使用済みのろうそくを再利用し、着火剤として販売することで、障害者の就労支援につなげる取り組みが川崎市内で始まった。多摩川丸子橋河川敷のイベント会場で11月18日、来場者に着火剤の試供品が配られ、手にした人の反応も上々。今後は生産量を増やし、継続的な販売につなげていきたい考えだ。

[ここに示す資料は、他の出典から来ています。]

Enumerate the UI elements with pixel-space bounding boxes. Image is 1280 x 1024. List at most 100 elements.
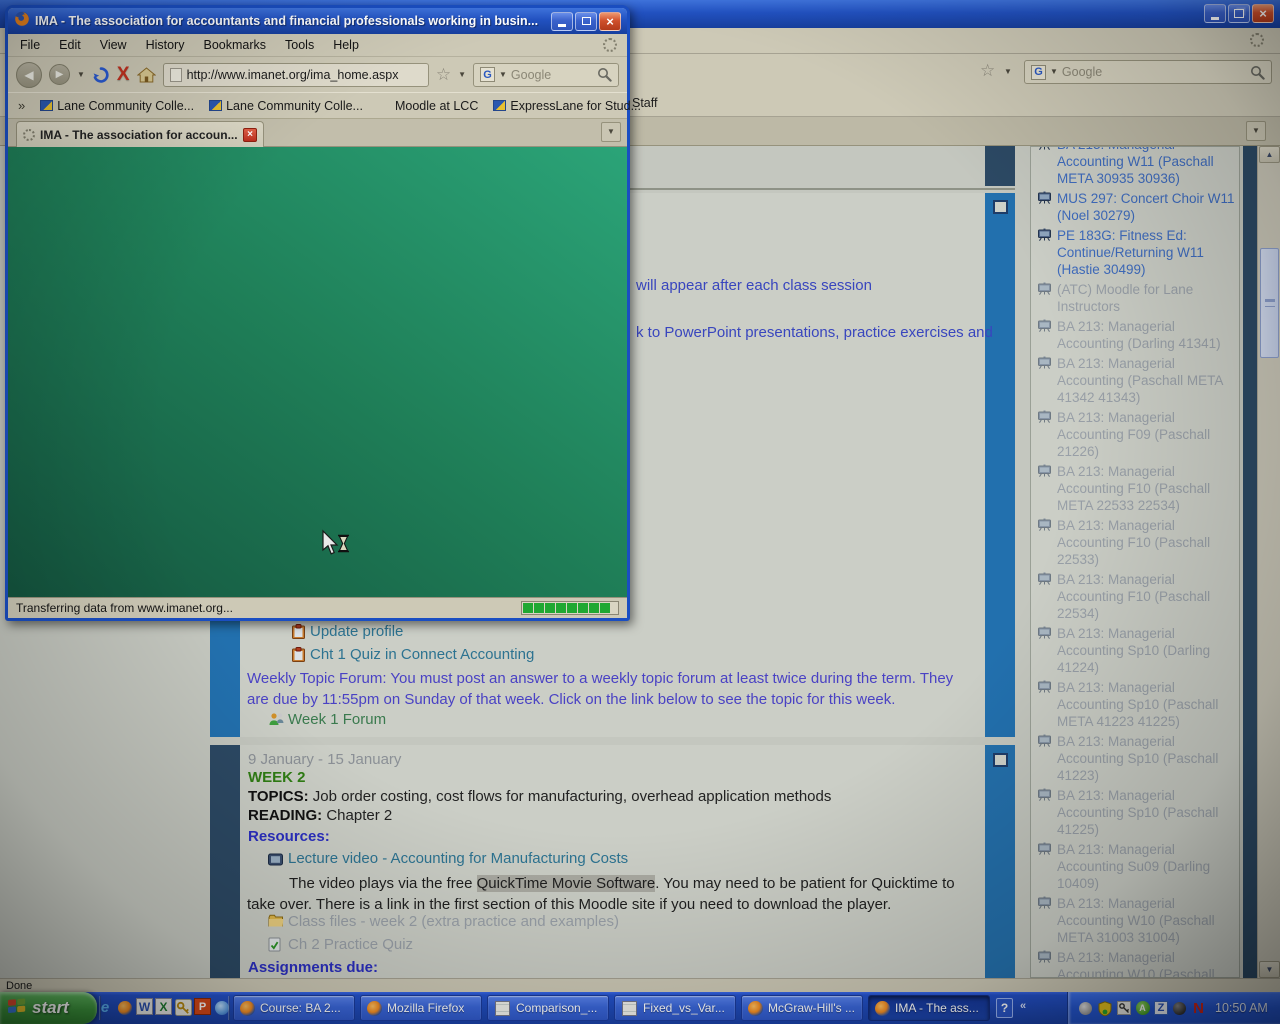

着火剤の原料となる使用済みのろうそくは、市営火葬場に設置された回収箱で集められたもの。管理する「川崎葬祭具協同組合」(川葬協/齋藤隆理事長)が、障害者就労移行支援事業所の「NPO法人フューチャードリームアチーブメント」に寄付し、事業所の利用者がろうそくを溶かして木くずと混ぜ合わせて、着火剤として商品化。これを、市指定管理者として多摩川バーベキュー会場を運営する「太平洋總業サービス(株)」が購入して、その収益を障害者の工賃に充てるという仕組みだ。
制作物販売が自信に
イベント当日の18日、着火剤の制作に携わった高橋洋史さん(42)と川口りえさん(32)が、用意した試供品をバーベキュー会場の家族連れなどに直接手渡した。
パッケージ作りも手掛けた高橋さんは、「説明書の紙、入れる袋も燃やせる素材を使い、工夫した」と話した。また、川口さんは、「溶かしたろうと木くずの配分調整に苦労した。利用者に喜んでもらえたら」と思いを込めた。制作物を販売できることで自信をつけ、実際の就労につなげることが同事業所の目的だという。
着火剤を購入した太平洋總業サービスの中沢大輔さんは、「この素晴らしい取り組みを多くの人に知ってほしい。今後は定期購入し、就労支援をしていきたい」としている。
使用済みのろうそくを着火剤として商品化する取り組みは、茨城県取手市で行われており、川葬協も協力してきた。川崎市内での実現を目指し取り組みを進め、その一歩にこぎ着けた齋藤理事長は、「葬祭業界で廃棄されていた使用済みのろうそくが、障害者の就労を支援し、再利用でSDGsにもつながる。継続的な支援ができるよう、多くの人に協力を呼び掛けていきたい」と話している。